The main thrust of the day was in the rolling stock. Much banging took
place in the LMS brake van and the brake van team were suitably happy at
the end of the day. Next to the brake van, the BSK, little mentioned in
these annals and a fairly recent arrival from another railway, had its
parcels compartment trim attended to, though not before some
particularly unique previous repairs at the vehicle's earlier home had
revealed themselves, which elicited a brief staff discussion about the
ability to differentiate ones buttocks from ones elbows.
Meanwhile the DMU team when not attempting to superglue Matt to the Met
Cam centre car, had begun work on the newly arrived door backs, which
have to be sanded and varnished as part of the general refurbishment
work on this vehicle. Most importantly however, the vacuum system of the
vehicle was tried and found to be generally sound and this is a major
step forward in its progress.
Continuing with rolling stock (it being one of those days), the
long-running fault preventing the Gat Ex TSO from heating its contents
(that is passengers) was traced to a switch in the heating system. The
TSO now has operational heating (the switch having been turned on).
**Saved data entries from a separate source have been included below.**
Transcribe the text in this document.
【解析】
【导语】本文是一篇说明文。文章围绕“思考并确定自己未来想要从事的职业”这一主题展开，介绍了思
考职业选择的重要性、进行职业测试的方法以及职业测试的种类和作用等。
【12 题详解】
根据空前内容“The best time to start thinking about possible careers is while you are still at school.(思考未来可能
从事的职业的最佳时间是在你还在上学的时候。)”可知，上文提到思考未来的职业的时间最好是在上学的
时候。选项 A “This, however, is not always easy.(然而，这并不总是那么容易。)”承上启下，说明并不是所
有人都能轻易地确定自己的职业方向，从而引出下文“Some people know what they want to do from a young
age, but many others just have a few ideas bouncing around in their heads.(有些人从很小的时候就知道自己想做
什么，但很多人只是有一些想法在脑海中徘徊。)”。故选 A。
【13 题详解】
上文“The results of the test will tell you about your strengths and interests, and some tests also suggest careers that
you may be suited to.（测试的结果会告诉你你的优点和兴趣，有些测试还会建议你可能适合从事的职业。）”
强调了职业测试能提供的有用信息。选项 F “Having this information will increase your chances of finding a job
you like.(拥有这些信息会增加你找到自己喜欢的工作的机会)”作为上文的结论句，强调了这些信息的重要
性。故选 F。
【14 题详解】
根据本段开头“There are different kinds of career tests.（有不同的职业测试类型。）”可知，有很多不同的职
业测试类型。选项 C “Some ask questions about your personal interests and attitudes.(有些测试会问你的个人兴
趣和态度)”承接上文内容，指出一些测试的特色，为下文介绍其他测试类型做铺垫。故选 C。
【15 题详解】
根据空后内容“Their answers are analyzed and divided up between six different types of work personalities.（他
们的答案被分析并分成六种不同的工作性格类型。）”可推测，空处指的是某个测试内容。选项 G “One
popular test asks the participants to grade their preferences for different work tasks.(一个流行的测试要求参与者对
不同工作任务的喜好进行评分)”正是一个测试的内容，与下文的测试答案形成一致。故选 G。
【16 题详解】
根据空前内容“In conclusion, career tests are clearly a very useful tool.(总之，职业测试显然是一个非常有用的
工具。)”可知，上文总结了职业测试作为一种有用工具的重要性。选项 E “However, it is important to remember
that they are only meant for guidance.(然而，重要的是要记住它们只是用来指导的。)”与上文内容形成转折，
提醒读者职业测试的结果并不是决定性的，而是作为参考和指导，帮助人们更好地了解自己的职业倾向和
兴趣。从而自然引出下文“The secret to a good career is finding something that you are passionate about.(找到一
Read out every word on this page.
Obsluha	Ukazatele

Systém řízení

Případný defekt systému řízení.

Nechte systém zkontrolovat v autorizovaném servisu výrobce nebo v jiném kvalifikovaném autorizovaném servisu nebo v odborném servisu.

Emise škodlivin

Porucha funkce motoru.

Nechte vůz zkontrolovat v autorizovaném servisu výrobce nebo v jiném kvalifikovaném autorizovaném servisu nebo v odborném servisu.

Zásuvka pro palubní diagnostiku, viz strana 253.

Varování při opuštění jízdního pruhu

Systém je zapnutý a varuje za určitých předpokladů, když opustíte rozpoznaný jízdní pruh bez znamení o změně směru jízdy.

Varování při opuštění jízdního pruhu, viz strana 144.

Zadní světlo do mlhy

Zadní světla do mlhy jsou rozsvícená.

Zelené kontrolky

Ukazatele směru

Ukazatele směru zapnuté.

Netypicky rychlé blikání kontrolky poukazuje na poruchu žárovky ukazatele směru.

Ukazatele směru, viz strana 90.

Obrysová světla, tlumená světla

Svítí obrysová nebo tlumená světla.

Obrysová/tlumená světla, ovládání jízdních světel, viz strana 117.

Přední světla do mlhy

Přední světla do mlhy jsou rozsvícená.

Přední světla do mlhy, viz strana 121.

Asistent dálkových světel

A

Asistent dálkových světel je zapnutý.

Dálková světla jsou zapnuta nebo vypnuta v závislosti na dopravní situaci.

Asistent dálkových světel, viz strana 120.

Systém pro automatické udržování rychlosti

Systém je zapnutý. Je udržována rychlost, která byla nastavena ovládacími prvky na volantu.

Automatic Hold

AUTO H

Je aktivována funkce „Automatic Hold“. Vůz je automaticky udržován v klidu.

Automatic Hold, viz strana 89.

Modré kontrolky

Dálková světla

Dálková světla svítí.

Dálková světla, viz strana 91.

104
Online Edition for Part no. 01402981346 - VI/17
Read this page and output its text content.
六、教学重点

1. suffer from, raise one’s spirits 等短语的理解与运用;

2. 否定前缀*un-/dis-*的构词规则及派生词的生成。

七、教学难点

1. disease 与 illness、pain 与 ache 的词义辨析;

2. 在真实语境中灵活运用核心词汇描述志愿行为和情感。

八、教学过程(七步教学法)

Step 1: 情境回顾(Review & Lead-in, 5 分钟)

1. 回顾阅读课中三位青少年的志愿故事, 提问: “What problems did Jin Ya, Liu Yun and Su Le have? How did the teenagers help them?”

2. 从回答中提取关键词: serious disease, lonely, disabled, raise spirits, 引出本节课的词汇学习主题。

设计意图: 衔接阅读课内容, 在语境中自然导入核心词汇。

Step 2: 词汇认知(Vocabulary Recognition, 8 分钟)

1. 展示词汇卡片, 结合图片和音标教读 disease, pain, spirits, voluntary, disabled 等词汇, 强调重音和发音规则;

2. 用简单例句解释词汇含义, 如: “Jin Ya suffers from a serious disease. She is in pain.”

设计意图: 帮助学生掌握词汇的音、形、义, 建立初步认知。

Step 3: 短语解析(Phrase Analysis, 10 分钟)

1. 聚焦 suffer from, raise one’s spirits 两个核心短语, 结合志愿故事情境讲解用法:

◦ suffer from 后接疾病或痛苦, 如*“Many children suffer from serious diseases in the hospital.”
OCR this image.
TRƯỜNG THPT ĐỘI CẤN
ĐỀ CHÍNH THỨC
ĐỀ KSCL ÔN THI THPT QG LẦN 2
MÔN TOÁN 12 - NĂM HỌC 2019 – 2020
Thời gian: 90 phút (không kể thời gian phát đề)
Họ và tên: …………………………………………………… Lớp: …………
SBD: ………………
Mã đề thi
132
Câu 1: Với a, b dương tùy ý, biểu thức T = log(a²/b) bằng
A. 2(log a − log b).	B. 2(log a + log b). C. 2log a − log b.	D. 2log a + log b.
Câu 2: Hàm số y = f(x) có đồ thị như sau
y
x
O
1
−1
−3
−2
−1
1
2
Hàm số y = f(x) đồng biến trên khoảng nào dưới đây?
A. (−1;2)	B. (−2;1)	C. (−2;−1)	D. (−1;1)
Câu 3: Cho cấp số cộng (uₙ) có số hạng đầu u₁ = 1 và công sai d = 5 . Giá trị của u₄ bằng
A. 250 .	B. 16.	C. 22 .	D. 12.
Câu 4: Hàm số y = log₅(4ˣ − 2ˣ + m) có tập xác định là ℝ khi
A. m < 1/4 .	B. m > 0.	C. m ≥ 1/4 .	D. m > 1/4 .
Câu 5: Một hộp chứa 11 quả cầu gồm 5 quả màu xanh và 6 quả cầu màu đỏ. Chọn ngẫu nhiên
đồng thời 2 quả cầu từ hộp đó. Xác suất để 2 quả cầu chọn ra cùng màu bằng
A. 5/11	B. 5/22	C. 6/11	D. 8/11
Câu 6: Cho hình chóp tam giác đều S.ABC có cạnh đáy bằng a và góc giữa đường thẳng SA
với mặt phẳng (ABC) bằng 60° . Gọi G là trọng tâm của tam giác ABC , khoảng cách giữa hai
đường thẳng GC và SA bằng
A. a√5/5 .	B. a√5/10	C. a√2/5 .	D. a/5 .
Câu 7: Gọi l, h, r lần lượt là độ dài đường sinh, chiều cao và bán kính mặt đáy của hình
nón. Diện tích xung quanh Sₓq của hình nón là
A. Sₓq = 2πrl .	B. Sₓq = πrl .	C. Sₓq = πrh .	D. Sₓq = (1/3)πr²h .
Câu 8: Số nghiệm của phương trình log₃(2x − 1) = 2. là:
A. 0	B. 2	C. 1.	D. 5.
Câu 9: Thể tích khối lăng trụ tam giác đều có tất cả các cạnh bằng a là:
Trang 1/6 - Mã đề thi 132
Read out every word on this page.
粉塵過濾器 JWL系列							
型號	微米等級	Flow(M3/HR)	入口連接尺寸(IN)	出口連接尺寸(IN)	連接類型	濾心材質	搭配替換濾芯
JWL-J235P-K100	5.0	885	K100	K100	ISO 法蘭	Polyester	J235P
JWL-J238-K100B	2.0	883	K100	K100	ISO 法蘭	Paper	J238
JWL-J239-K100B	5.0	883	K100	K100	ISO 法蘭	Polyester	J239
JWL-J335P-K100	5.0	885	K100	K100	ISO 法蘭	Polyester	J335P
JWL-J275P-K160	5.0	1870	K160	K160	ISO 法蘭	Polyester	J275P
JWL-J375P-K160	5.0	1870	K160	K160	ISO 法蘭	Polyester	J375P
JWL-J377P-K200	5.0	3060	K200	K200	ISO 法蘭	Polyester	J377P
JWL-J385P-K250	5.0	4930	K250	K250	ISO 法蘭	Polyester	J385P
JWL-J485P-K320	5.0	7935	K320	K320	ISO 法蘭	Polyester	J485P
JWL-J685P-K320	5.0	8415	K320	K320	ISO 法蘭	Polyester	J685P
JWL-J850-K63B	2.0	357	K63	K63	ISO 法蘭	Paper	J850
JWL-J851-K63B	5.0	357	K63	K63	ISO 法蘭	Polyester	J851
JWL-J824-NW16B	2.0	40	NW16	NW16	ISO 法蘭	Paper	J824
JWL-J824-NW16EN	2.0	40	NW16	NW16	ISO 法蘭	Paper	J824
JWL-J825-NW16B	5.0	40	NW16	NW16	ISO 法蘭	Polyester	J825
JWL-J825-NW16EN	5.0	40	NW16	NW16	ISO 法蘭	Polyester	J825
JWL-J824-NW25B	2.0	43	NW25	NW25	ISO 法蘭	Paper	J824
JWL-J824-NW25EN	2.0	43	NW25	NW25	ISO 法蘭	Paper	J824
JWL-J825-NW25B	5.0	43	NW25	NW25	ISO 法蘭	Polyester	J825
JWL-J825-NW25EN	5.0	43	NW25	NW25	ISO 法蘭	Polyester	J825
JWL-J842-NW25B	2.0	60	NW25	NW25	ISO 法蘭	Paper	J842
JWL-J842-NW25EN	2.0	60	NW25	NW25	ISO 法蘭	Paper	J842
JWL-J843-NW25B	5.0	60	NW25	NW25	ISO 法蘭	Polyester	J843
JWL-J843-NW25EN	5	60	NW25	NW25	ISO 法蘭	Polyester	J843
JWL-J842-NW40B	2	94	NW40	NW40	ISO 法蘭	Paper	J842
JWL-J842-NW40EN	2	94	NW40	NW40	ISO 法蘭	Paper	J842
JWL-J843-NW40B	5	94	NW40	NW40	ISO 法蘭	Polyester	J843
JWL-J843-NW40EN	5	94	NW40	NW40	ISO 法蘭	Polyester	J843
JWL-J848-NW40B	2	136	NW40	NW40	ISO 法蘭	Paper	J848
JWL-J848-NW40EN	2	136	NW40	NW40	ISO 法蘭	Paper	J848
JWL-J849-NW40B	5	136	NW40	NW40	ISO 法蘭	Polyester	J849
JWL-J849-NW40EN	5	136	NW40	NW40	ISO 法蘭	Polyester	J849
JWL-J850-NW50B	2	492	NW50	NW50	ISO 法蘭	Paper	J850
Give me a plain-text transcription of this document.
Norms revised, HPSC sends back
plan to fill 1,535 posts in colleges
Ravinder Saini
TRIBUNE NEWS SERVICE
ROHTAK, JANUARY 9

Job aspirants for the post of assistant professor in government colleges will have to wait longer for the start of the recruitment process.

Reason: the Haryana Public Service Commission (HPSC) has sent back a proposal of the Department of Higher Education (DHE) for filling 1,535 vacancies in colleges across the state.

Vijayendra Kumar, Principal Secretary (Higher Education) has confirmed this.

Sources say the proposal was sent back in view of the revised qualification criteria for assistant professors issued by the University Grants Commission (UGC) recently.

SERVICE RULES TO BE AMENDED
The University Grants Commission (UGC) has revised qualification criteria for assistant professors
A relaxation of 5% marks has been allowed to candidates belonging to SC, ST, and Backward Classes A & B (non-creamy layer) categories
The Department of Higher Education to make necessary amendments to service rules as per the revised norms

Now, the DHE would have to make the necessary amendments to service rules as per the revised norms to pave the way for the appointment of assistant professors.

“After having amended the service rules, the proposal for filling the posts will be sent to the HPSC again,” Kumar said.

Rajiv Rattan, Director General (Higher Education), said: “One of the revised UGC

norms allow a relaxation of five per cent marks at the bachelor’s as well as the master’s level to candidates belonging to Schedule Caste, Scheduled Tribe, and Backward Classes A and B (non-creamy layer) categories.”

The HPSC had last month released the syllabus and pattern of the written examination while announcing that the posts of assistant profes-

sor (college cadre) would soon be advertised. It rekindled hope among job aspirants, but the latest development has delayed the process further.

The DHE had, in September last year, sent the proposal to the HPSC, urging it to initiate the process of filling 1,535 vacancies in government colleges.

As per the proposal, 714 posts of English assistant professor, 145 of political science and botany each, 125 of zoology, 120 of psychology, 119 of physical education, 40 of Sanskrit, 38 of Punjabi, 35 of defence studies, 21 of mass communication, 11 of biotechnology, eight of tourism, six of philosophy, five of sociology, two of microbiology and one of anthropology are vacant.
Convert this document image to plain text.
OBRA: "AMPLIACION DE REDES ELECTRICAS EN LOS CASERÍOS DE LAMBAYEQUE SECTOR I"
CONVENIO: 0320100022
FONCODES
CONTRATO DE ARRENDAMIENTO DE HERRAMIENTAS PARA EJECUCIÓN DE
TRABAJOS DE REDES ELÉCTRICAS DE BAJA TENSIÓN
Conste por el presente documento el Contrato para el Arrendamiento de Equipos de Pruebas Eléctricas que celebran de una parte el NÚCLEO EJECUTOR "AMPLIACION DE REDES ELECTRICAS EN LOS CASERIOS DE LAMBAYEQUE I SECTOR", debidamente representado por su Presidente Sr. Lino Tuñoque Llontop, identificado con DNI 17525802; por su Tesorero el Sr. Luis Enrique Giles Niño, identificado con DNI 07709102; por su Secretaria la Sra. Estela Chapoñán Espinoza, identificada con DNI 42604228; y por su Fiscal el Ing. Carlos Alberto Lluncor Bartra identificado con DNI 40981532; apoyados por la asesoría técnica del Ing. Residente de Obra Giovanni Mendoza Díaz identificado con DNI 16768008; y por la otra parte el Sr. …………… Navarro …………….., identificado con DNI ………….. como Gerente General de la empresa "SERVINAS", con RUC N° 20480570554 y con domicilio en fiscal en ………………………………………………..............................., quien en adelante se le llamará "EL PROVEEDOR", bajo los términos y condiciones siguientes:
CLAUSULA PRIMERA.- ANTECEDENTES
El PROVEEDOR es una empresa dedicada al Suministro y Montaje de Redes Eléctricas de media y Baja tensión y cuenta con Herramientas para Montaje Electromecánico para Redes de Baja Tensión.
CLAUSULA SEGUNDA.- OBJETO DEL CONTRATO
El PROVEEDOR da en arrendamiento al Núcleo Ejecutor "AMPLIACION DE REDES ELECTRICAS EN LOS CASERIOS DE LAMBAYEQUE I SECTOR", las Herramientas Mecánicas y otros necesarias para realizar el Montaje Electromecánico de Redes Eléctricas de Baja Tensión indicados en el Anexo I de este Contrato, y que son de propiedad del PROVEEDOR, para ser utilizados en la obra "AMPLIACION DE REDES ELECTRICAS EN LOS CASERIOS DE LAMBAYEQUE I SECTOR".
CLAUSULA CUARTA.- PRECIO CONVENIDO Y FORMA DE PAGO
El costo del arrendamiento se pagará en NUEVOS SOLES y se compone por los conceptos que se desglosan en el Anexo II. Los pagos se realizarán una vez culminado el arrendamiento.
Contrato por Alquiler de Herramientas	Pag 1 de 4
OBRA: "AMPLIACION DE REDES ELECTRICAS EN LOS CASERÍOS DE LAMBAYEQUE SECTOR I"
Finally, the class 108 received its door grab handles and this completes
its exterior attachment work.
Finally, we convey our best wishes to Chris Lings upon his departure to
Australia, Chris has be a friend and ally to our Railway and to the DMU
team in particular, we wish him every success in a country famed for its
surfing and man-eating spiders.
All the best,
Saturday, 8 January 2011
Friday, 7 January 2011
Despite mother nature's best efforts to derail our plans today Hylton Holt and Tony Watt managed to trip the ballast hoppers to Duffield where their contents were duly spread along the platform line. In order to make the point with the said snow mother that we are not to be trifled with, we, with the help of Chris and John, boxed up the platform line with the remainder to be continued next week. Next weeks work will be p way at Duffield Tues, Wed, and Thursday so can shovel candidates please sign on Duffield at 9 am except the rostered works train crew who need to sign on at Wirksworth on Tuesday so they can be taxied to Duffield enabling them to work the hoppers back to Wirksworth on Tuesday at close of play. More white gold to be worked to Duffield on Thursday.
Thursday, 6 January 2011
Wednesday, 5 January 2011
Tuesday, 4 January 2011
Sunday, 2 January 2011
A pleasant day of pottering around with the passenger service engaged in
its final day (we trust) of Idridgehay-only timetabled trains, with the
exception of a single planned service on Mothers Day, which will be
pre-bookable with lunch (details of this will be on the website
shortly), there will now be a short maintenance gap until the Duffield
line opening. We were not so busy as yesterday, but it was still a
cheerful start to the New Year.
Around the yard the DMU team shunted their various units to clear the
running lines and undertook further work on the guards van of the class
108. Various coolant and anti-freeze was topped up as the weather may
yet give us another moment, and Higham Enterprises attempted to do some
topping up of his own. The steam team proceeded with the construction of
a brick arch to the firebox parts of No 3, so that, as I understand it,
it will have a bigger chuff. The steam team has also asked me to see if
anyone wishes to assist with steam locomotive cleaning, the brunt of
this is currently born by Matt and Chris and more hands would be of
help. Should you be interested in applying the oily rag please let Bob
Gibbens know and he will happily describe the job.